Яблоко Купидона | страница 18



Пока Мария Ивановна наслаждалась мелодичными звуками вальса и приятным обществом, ее супруг, господин Погремцов почувствовал себя несколько дурно. Он подошел к столикам, где стояли прохладительные напитки и налил себе минеральной воды, выпил ее, отчего ему стало несколько лучше.

Дмитрий Федорович даже любезно раскланялся с предводителем дворянства, улыбнулся его очаровательной необъятной супруге, пока вновь не почувствовал себя дурно: голова закружилась, к горлу подступила тошнота, в животе неприлично забурчало.

Господин Погремцов мужественно дождался, пока Мария Ивановна не насладиться обществом хозяина, и когда та вернулась, сообщил ей ужасную новость:

– Душа моя, я что-то неважно себя чувствую… Да и о Наташеньке беспокоюсь… Может, откланяемся и домой? – робко спросил он у жены.

– Наташа – под присмотром, не волнуйся.
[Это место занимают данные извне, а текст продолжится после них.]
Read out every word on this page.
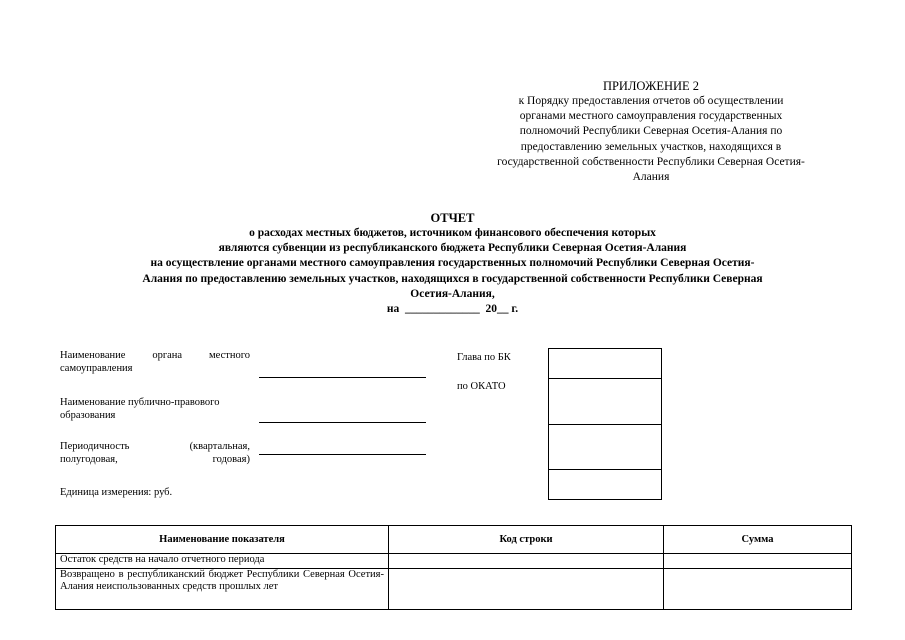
ПРИЛОЖЕНИЕ 2
к Порядку предоставления отчетов об осуществлении
органами местного самоуправления государственных
полномочий Республики Северная Осетия-Алания по
предоставлению земельных участков, находящихся в
государственной собственности Республики Северная Осетия-
Алания
ОТЧЕТ
о расходах местных бюджетов, источником финансового обеспечения которых
являются субвенции из республиканского бюджета Республики Северная Осетия-Алания
на осуществление органами местного самоуправления государственных полномочий Республики Северная Осетия-
Алания по предоставлению земельных участков, находящихся в государственной собственности Республики Северная
Осетия-Алания,
на  _____________  20__ г.
Наименование органа местного самоуправления
Наименование публично-правового образования
Периодичность (квартальная, полугодовая, годовая)
Единица измерения: руб.
Глава по БК
по ОКАТО
Наименование показателя	Код строки	Сумма
Остаток средств на начало отчетного периода		
Возвращено в республиканский бюджет Республики Северная Осетия-Алания неиспользованных средств прошлых лет		
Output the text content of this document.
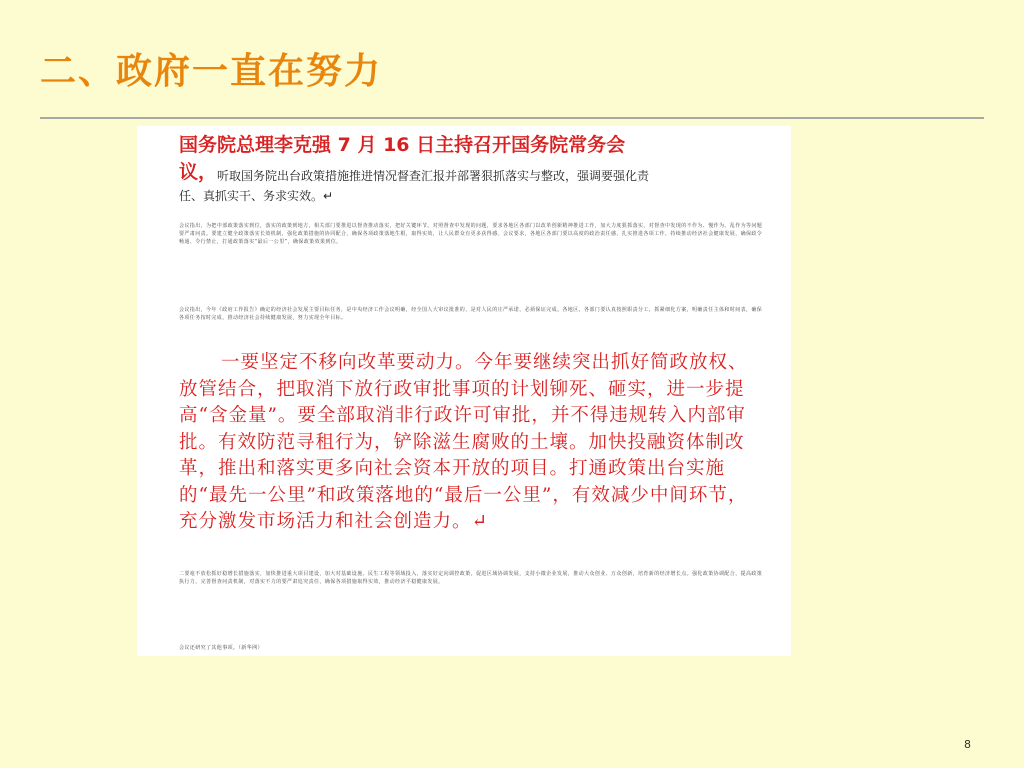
二、政府一直在努力
国务院总理李克强 7 月 16 日主持召开国务院常务会
议， 听取国务院出台政策措施推进情况督查汇报并部署狠抓落实与整改，强调要强化责
任、真抓实干、务求实效。↵
会议指出，为把中部政策落实到位，落实的政策到地方，相关部门要推进以督查推动落实，把好关键环节。对照督查中发现的问题，要求各地区各部门以改革创新精神推进工作，加大力度狠抓落实，对督查中发现的不作为、慢作为、乱作为等问题要严肃问责。要建立健全政策落实长效机制，强化政策措施的协同配合，确保各项政策落地生根，取得实效，让人民群众有更多获得感。会议要求，各地区各部门要以高度的政治责任感，扎实推进各项工作，持续推动经济社会健康发展，确保政令畅通、令行禁止，打通政策落实“最后一公里”，确保政策效果到位。
会议指出，今年《政府工作报告》确定的经济社会发展主要目标任务，是中央经济工作会议明确，经全国人大审议批准的，是对人民的庄严承诺，必须保证完成。各地区、各部门要认真按照职责分工，抓紧细化方案，明确责任主体和时间表，确保各项任务按时完成，推动经济社会持续健康发展，努力实现全年目标。
一要坚定不移向改革要动力。今年要继续突出抓好简政放权、放管结合，把取消下放行政审批事项的计划铆死、砸实，进一步提高“含金量”。要全部取消非行政许可审批，并不得违规转入内部审批。有效防范寻租行为，铲除滋生腐败的土壤。加快投融资体制改革，推出和落实更多向社会资本开放的项目。打通政策出台实施的“最先一公里”和政策落地的“最后一公里”，有效减少中间环节，充分激发市场活力和社会创造力。↵
二要毫不放松抓好稳增长措施落实，加快推进重大项目建设，加大对基础设施、民生工程等领域投入，落实好定向调控政策，促进区域协调发展，支持小微企业发展，推动大众创业、万众创新，培育新的经济增长点。强化政策协调配合，提高政策执行力，完善督查问责机制，对落实不力的要严肃追究责任，确保各项措施取得实效，推动经济平稳健康发展。
会议还研究了其他事项。（新华网）
8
А с вами то, что стряслось?

– Ох, чует мое сердце, не надо было есть устриц. Дурно мне…

– Говорила вам: все эти улитки – не для желудка русского человека. Да и все у вас – никак у людей. Вон сколько гостей откушали сие блюдо и ничего, а вам одному дурно… Ох, наказал меня Господь! – причитала Мария Ивановна.

– Ну, сколько говорить вам! Устрицы – не улитки, а моллюски…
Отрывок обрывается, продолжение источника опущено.